Tudo indica que o partido no poder e a oposição de direita continuarão apostando na polarização política nos dias restantes da campanha. Entretanto, entre seus líderes, as negociações e a busca de consenso já começaram para o que virá depois de 14 de novembro: nada de bom para os trabalhadores e setores populares. Apesar do confronto no nível discursivo, ambos concordam sobre a direção geral que a economia deve tomar nos próximos anos: pagar a dívida fraudulenta ao FMI, à custa da contínua deterioração das condições de vida da maioria da população.

Enquanto isso, o "libertário" Javier Milei, amigo de Bolsonaro, realizou a cerimônia de encerramento de sua chapa "Avanza Libertad" no sábado no anfiteatro do Parque Lezama, na cidade de Buenos Aires. O liberal, inicialmente apresentado como um forasteiro político e fortemente inflado pela grande mídia, acaba de sofrer uma pesada derrota no debate dos candidatos do programa "A dos voces", diante da candidata a deputada por Buenos Aires, Myriam Bregman do PTS na FIT-U. Ao mesmo tempo, nos últimos dias, o eixo de seu discurso "anticasta" tem perdido força desde que ela anunciou um possível acordo com o ex-presidente Mauricio Macri e a ex-ministra da Segurança Patricia Bullrich.

Contra Bolsonaro, Myriam atacou, "Milei pode gritar o que queira, mas no Brasil de seu herói Bolsonaro já se aplicou a receita que defende. Já se aplicou a reforma trabalhista, eliminaram-se direitos, se prometiam 2 milhões de postos de trabalho por ano, e o que aconteceu?

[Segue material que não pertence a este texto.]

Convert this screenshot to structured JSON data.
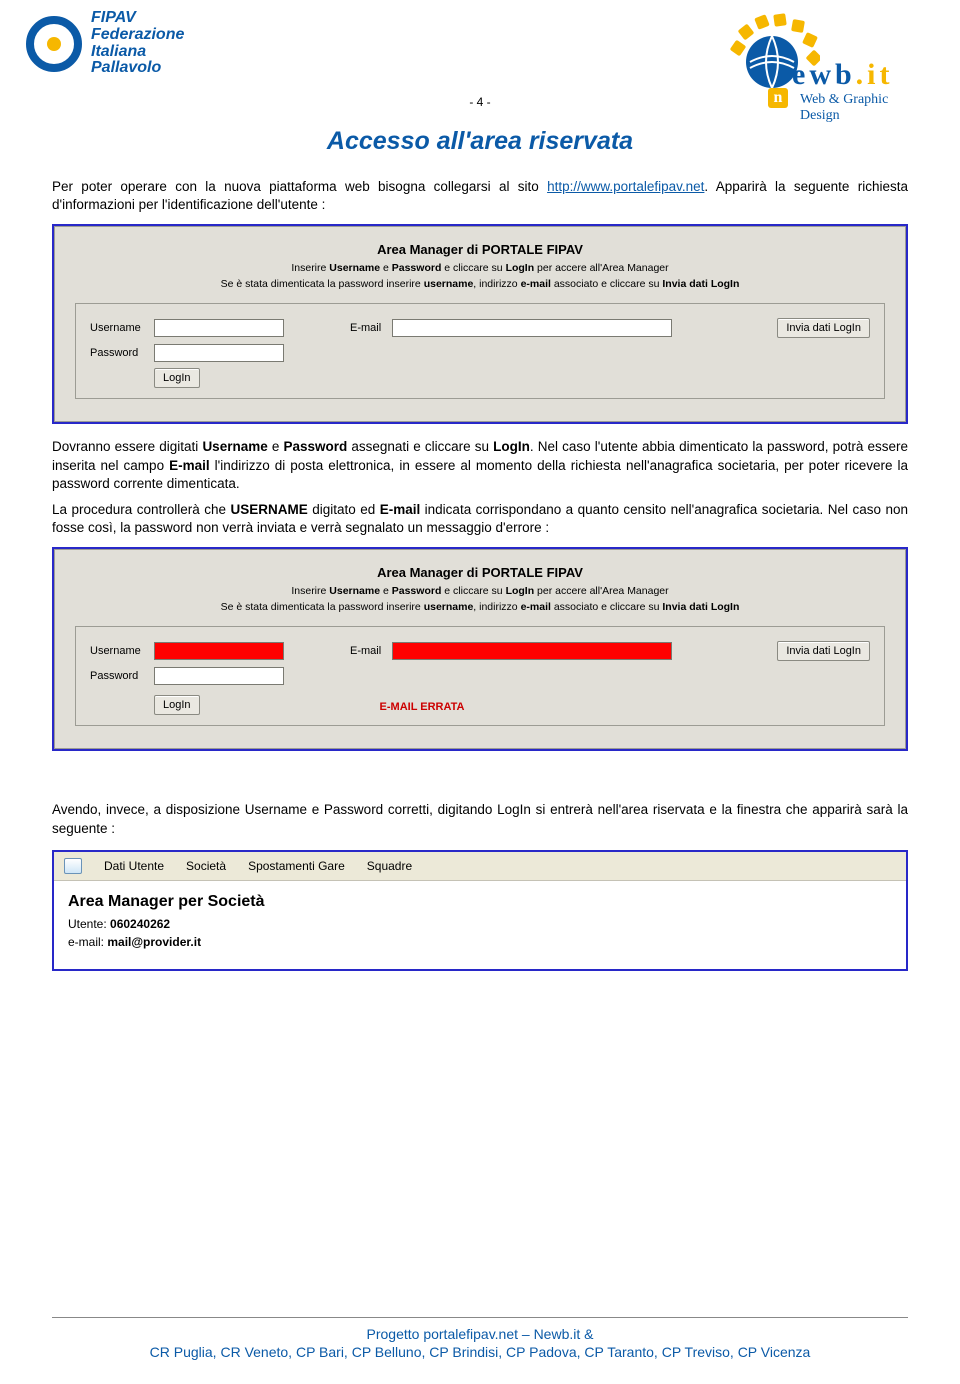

Cresceu o desemprego, de 12% para 14%, e outra coisa que tampouco diz Milei, ainda que grite: a inflação se duplicou".

Enquanto isso, a esquerda agrupada na Frente de Izquierda (que reúne o Partido de Trabajadores Socialistas-PTS, o Partido Obrero-PO, Izquierda Socialista-IS e o MST), realizará seu comício de encerramento em frente ao Congresso Nacional, na cidade de Buenos Aires, na quarta-feira 10 às 18 horas. O evento será conjunto entre os candidatos a deputados nacionais da Cidade de Buenos Aires, liderados por Myriam Bregman (PTS) e Gabriel Solano (PO), e os candidatos da província de Buenos Aires, Nicolás del Caño (PTS) e Romina del Plá (PO). "As atividades de campanha mostram uma enorme simpatia e reconhecimento pela luta e as propostas da FIT-U, e manifestações espontâneas dos eleitores peronistas tradicionais que dizem que desta vez votarão pela esquerda e nos felicitam por nossa intervenção no debate dos candidatos", disse a partir desse espaço.

Nas últimas eleições primárias, a FIT-U foi instalada como a terceira força nacional. Agora o desafio é ir mais longe e conquistar novos lugares para fortalecer uma perspectiva política e as lutas dos trabalhadores, mulheres e jovens.